What draws a native of the Nevada desert who didn’t even see the ocean till she was a teenager to the coast? As a youngster, Jean Whelan lived with her grandfather, who was Dean of Engineering at the University of Nevada in Reno, and she was “always interested in gadgets and how things worked.” After completing undergraduate studies at the University of California, Davis, Jean came east and earned a Ph.D. in organic chemistry from MIT. After a postdoc at Brandeis, she taught “every kind of chemistry except physical” (and still no oceanography!) at Fairleigh Dickinson University for eight years. Colleagues at the university’s marine lab in St. Croix interested Jean in how organic chemistry might be useful for ocean studies. Through an MIT colleague then at WHOI, she arranged to spend a sabbatical in John Farrington’s lab—and fell in love with oceanography. She gave up straight chemistry for organic geochemistry, became a guest investigator in the early 1970s, and soon after joined the technical staff, working for John Hunt. Since then, Jean’s research has focused on gases, primarily methane and light hydrocarbons, in ocean sediments, and more recently, in ocean waters. She has also studied gas and oil migration processes, and she rates as a major find her research group’s demonstration of in situ deep sediment microbial sources for these substances. Jean has been a leader in recent work on previously unrecognized subseafloor methane repositories and is currently working with WHOI engineers to develop in situ instruments to make continuous measurements of this and other volatile gases in the deep ocean, along with their effects on ocean and atmosphere. Though she is officially retiring this fall , Jean plans to remain an active presence at WHOI.

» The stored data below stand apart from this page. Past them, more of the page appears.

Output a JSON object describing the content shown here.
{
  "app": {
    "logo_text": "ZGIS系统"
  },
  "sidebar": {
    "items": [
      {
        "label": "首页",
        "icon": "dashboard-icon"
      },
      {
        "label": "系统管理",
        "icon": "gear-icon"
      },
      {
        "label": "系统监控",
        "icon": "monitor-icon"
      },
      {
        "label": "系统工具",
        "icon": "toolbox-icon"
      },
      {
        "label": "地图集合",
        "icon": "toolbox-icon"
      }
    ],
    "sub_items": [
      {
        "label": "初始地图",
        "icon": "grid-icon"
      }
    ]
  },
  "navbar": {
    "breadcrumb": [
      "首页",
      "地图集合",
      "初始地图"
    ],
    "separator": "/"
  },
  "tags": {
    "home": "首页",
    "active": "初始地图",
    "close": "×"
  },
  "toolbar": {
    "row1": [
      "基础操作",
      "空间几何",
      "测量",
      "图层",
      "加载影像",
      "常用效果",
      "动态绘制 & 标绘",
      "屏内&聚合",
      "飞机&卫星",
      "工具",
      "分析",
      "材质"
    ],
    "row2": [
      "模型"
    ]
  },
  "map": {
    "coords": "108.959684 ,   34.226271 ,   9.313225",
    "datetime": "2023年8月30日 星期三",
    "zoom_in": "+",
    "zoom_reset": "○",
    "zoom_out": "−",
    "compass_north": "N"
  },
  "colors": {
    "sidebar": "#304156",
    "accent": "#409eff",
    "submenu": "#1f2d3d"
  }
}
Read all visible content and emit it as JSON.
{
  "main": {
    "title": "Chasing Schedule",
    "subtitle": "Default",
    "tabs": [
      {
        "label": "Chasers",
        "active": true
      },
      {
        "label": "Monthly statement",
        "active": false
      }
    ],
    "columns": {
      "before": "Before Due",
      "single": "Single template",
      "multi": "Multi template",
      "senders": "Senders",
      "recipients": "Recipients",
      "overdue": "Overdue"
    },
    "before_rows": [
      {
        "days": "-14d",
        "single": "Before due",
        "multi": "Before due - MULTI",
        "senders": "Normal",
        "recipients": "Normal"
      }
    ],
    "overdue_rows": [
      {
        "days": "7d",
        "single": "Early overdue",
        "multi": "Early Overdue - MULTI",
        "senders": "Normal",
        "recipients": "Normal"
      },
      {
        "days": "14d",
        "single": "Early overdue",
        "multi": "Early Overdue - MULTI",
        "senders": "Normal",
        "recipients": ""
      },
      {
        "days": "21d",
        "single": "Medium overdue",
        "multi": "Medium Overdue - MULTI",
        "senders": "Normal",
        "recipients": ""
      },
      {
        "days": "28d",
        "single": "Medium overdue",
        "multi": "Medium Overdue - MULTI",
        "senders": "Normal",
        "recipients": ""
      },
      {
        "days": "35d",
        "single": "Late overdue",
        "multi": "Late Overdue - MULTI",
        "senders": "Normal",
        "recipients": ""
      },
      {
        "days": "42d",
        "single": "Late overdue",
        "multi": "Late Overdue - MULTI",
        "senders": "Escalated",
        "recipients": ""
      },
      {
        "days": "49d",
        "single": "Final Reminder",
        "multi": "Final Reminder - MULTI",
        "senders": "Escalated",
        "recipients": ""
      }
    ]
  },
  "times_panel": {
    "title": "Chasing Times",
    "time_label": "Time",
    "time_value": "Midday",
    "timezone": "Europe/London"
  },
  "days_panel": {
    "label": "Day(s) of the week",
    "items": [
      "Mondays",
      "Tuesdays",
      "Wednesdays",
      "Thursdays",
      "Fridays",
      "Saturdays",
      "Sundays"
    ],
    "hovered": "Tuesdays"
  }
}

In 1983, Jean was the first woman named a senior research specialist. Colleagues consider her a wonderful mentor and caring supporter. One said, in nominating her for the Linda Morse-Porteous Award, which she received in 1998, “Her enthusiasm is contagious, and she has a way of putting a positive spin on things, even when none of my instruments are working!” Her generosity is also expressed in the endowed Robert Whelan award, given by Jean in memory of her late husband and open to “all full time members of the [MCG} department, with an emphasis on groups that are commonly neglected by other Institutional grants and prizes.”